La ricetta dem per festeggiare l’Unità di quest’anno è stilata: niente banchetti a favore del NO ma tutti invitati. Anche i partigiani. Dunque, l’ANPI Catania parteciperà ai festeggiamenti di Villa Bellini?

“Non credo che saremo invitati alla Festa dell’Unità ma, anche se lo facessero, la nostra posizione rimarrebbe netta: non ci saremo. Questo governo mette la veste di centro-sinistra ma non ha nulla di quei valori. Hanno abolito la democrazia con il jobs act e i danneggiamenti alla scuola e alla sanità pubblica. Stanno calpestando la Costituzione dato che, di fatto, in Libia siamo in guerra”, ha continuato Santina Sconza.

Intanto Renzi ha invitato il presidente nazionale Carlo Smuraglia a discutere della riforma costituzionale in una delle feste dell’Unità in Emilia Romagna. Ma il vertice ANPI ha cortesemente risposto che “l’ipotizzato confronto, a livello nazionale, del tutto anomalo per la sede parziale, per gli interlocutori e per le modalità non definite, non è certamente la soluzione del problema di fondo e verrà comunque valutato nella sua sostanza”.

In questa atmosfera, si avvicina la Festa dell’Unità nazionale che ha scelto come sede proprio Catania. Là dove tra correnti agguerite pronte a spartirsi poltrone e un’atipica maggioranza in Consiglio Comunale che silura quotidiananamente l’ormai decadente sindaco Bianco, “l’unità” del PD sembra solo una bandiera da sventolare.

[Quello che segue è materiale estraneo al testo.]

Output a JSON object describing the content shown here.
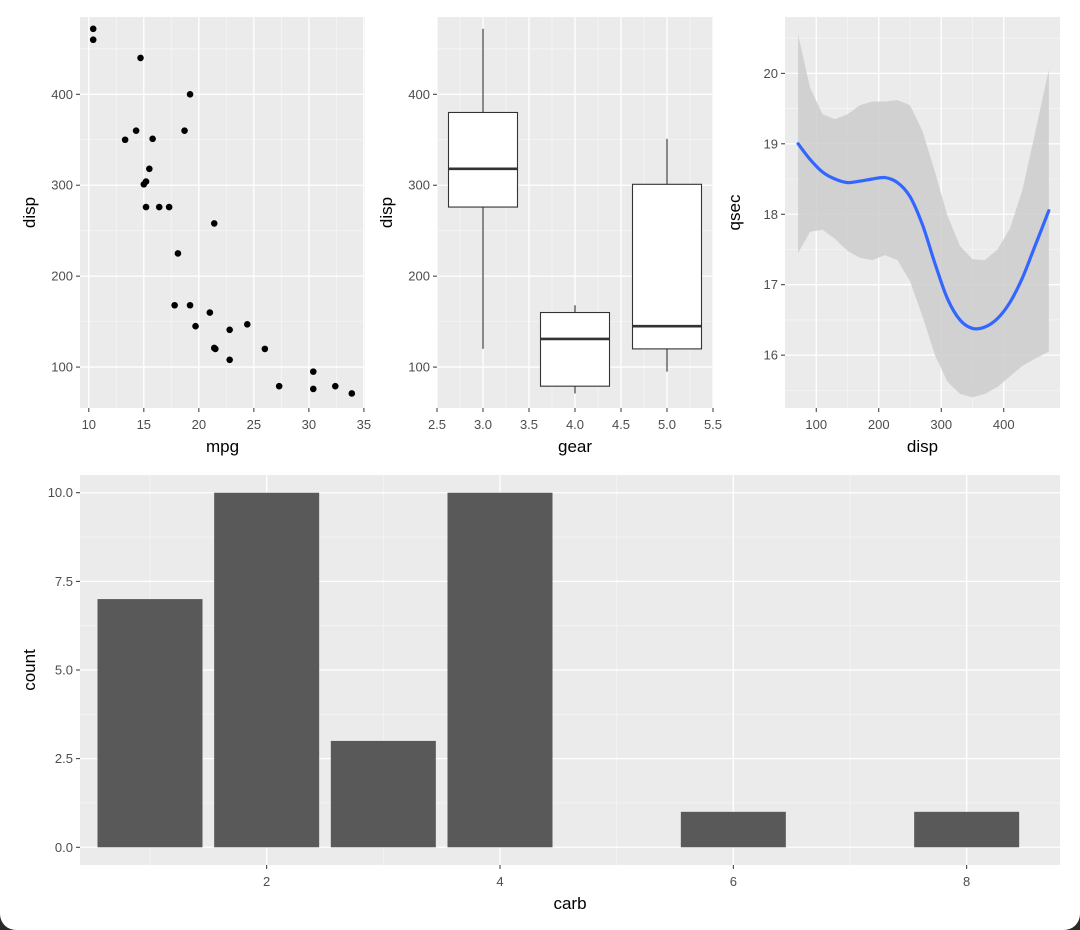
{
  "colors": {
    "panel_background": "#ebebeb",
    "grid_major": "#ffffff",
    "grid_minor": "#f5f5f5",
    "tick_text": "#4d4d4d",
    "point": "#000000",
    "box_fill": "#ffffff",
    "box_stroke": "#333333",
    "smooth_line": "#3366ff",
    "ribbon": "#cccccc",
    "bar_fill": "#595959"
  },
  "chart_data": [
    {
      "type": "scatter",
      "xlabel": "mpg",
      "ylabel": "disp",
      "xlim": [
        9.2,
        35.1
      ],
      "ylim": [
        55,
        485
      ],
      "x_ticks": [
        10,
        15,
        20,
        25,
        30,
        35
      ],
      "x_tick_labels": [
        "10",
        "15",
        "20",
        "25",
        "30",
        "35"
      ],
      "y_ticks": [
        100,
        200,
        300,
        400
      ],
      "y_tick_labels": [
        "100",
        "200",
        "300",
        "400"
      ],
      "grid": true,
      "points": [
        {
          "x": 10.4,
          "y": 472
        },
        {
          "x": 10.4,
          "y": 460
        },
        {
          "x": 14.7,
          "y": 440
        },
        {
          "x": 19.2,
          "y": 400
        },
        {
          "x": 14.3,
          "y": 360
        },
        {
          "x": 18.7,
          "y": 360
        },
        {
          "x": 13.3,
          "y": 350
        },
        {
          "x": 15.8,
          "y": 351
        },
        {
          "x": 15.5,
          "y": 318
        },
        {
          "x": 15.2,
          "y": 304
        },
        {
          "x": 15.0,
          "y": 301
        },
        {
          "x": 21.4,
          "y": 258
        },
        {
          "x": 15.2,
          "y": 276
        },
        {
          "x": 16.4,
          "y": 276
        },
        {
          "x": 17.3,
          "y": 276
        },
        {
          "x": 18.1,
          "y": 225
        },
        {
          "x": 17.8,
          "y": 168
        },
        {
          "x": 19.2,
          "y": 168
        },
        {
          "x": 21.0,
          "y": 160
        },
        {
          "x": 24.4,
          "y": 147
        },
        {
          "x": 19.7,
          "y": 145
        },
        {
          "x": 22.8,
          "y": 141
        },
        {
          "x": 21.5,
          "y": 120
        },
        {
          "x": 21.4,
          "y": 121
        },
        {
          "x": 26.0,
          "y": 120
        },
        {
          "x": 22.8,
          "y": 108
        },
        {
          "x": 30.4,
          "y": 95
        },
        {
          "x": 27.3,
          "y": 79
        },
        {
          "x": 32.4,
          "y": 79
        },
        {
          "x": 30.4,
          "y": 76
        },
        {
          "x": 33.9,
          "y": 71
        }
      ]
    },
    {
      "type": "boxplot",
      "xlabel": "gear",
      "ylabel": "disp",
      "xlim": [
        2.5,
        5.5
      ],
      "ylim": [
        55,
        485
      ],
      "x_ticks": [
        2.5,
        3.0,
        3.5,
        4.0,
        4.5,
        5.0,
        5.5
      ],
      "x_tick_labels": [
        "2.5",
        "3.0",
        "3.5",
        "4.0",
        "4.5",
        "5.0",
        "5.5"
      ],
      "y_ticks": [
        100,
        200,
        300,
        400
      ],
      "y_tick_labels": [
        "100",
        "200",
        "300",
        "400"
      ],
      "grid": true,
      "box_width": 0.75,
      "boxes": [
        {
          "x": 3,
          "lower_whisker": 120,
          "q1": 276,
          "median": 318,
          "q3": 380,
          "upper_whisker": 472
        },
        {
          "x": 4,
          "lower_whisker": 71,
          "q1": 79,
          "median": 131,
          "q3": 160,
          "upper_whisker": 168
        },
        {
          "x": 5,
          "lower_whisker": 95,
          "q1": 120,
          "median": 145,
          "q3": 301,
          "upper_whisker": 351
        }
      ]
    },
    {
      "type": "line",
      "method": "smooth",
      "xlabel": "disp",
      "ylabel": "qsec",
      "xlim": [
        50,
        490
      ],
      "ylim": [
        15.25,
        20.8
      ],
      "x_ticks": [
        100,
        200,
        300,
        400
      ],
      "x_tick_labels": [
        "100",
        "200",
        "300",
        "400"
      ],
      "y_ticks": [
        16,
        17,
        18,
        19,
        20
      ],
      "y_tick_labels": [
        "16",
        "17",
        "18",
        "19",
        "20"
      ],
      "grid": true,
      "x": [
        71,
        90,
        110,
        130,
        150,
        170,
        190,
        210,
        230,
        250,
        270,
        290,
        310,
        330,
        350,
        370,
        390,
        410,
        430,
        450,
        472
      ],
      "fit": [
        19.0,
        18.78,
        18.6,
        18.5,
        18.45,
        18.47,
        18.5,
        18.52,
        18.45,
        18.25,
        17.85,
        17.3,
        16.8,
        16.5,
        16.38,
        16.4,
        16.52,
        16.75,
        17.1,
        17.55,
        18.05
      ],
      "ci_lower": [
        17.45,
        17.75,
        17.78,
        17.65,
        17.48,
        17.38,
        17.35,
        17.42,
        17.35,
        17.05,
        16.55,
        16.0,
        15.62,
        15.45,
        15.4,
        15.45,
        15.55,
        15.7,
        15.85,
        15.95,
        16.05
      ],
      "ci_upper": [
        20.55,
        19.8,
        19.42,
        19.35,
        19.42,
        19.55,
        19.6,
        19.6,
        19.62,
        19.55,
        19.18,
        18.6,
        17.98,
        17.55,
        17.36,
        17.35,
        17.5,
        17.8,
        18.35,
        19.15,
        20.05
      ]
    },
    {
      "type": "bar",
      "xlabel": "carb",
      "ylabel": "count",
      "xlim": [
        0.4,
        8.8
      ],
      "ylim": [
        -0.5,
        10.5
      ],
      "x_ticks": [
        2,
        4,
        6,
        8
      ],
      "x_tick_labels": [
        "2",
        "4",
        "6",
        "8"
      ],
      "y_ticks": [
        0,
        2.5,
        5,
        7.5,
        10
      ],
      "y_tick_labels": [
        "0.0",
        "2.5",
        "5.0",
        "7.5",
        "10.0"
      ],
      "grid": true,
      "bar_width": 0.9,
      "categories": [
        1,
        2,
        3,
        4,
        6,
        8
      ],
      "values": [
        7,
        10,
        3,
        10,
        1,
        1
      ]
    }
  ]
}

Con l’intento di “rovinargli la festa”, domenica 11 settembre alle ore 9 davanti Villa Bellini, scenderà in piazza la manifestazione di contestazione al premier organizzata dalla pagina “Cacciamo Renzi e tutta la cricca” che riunirà molte sigle, tra cui i NOMUOS, NOTRIV, COBAS, USB, FIOM, le reti antirazziste, i centri sociali, i comitati in difesa della Costituzione e altri.

“Per cambiare la Costituzione dovrebbero almeno essere eletti dal popolo e non un mero governo di pochi – ha concluso la presidente provinciale ANPI – A me non piace stare negli scranni, io amo le piazze”.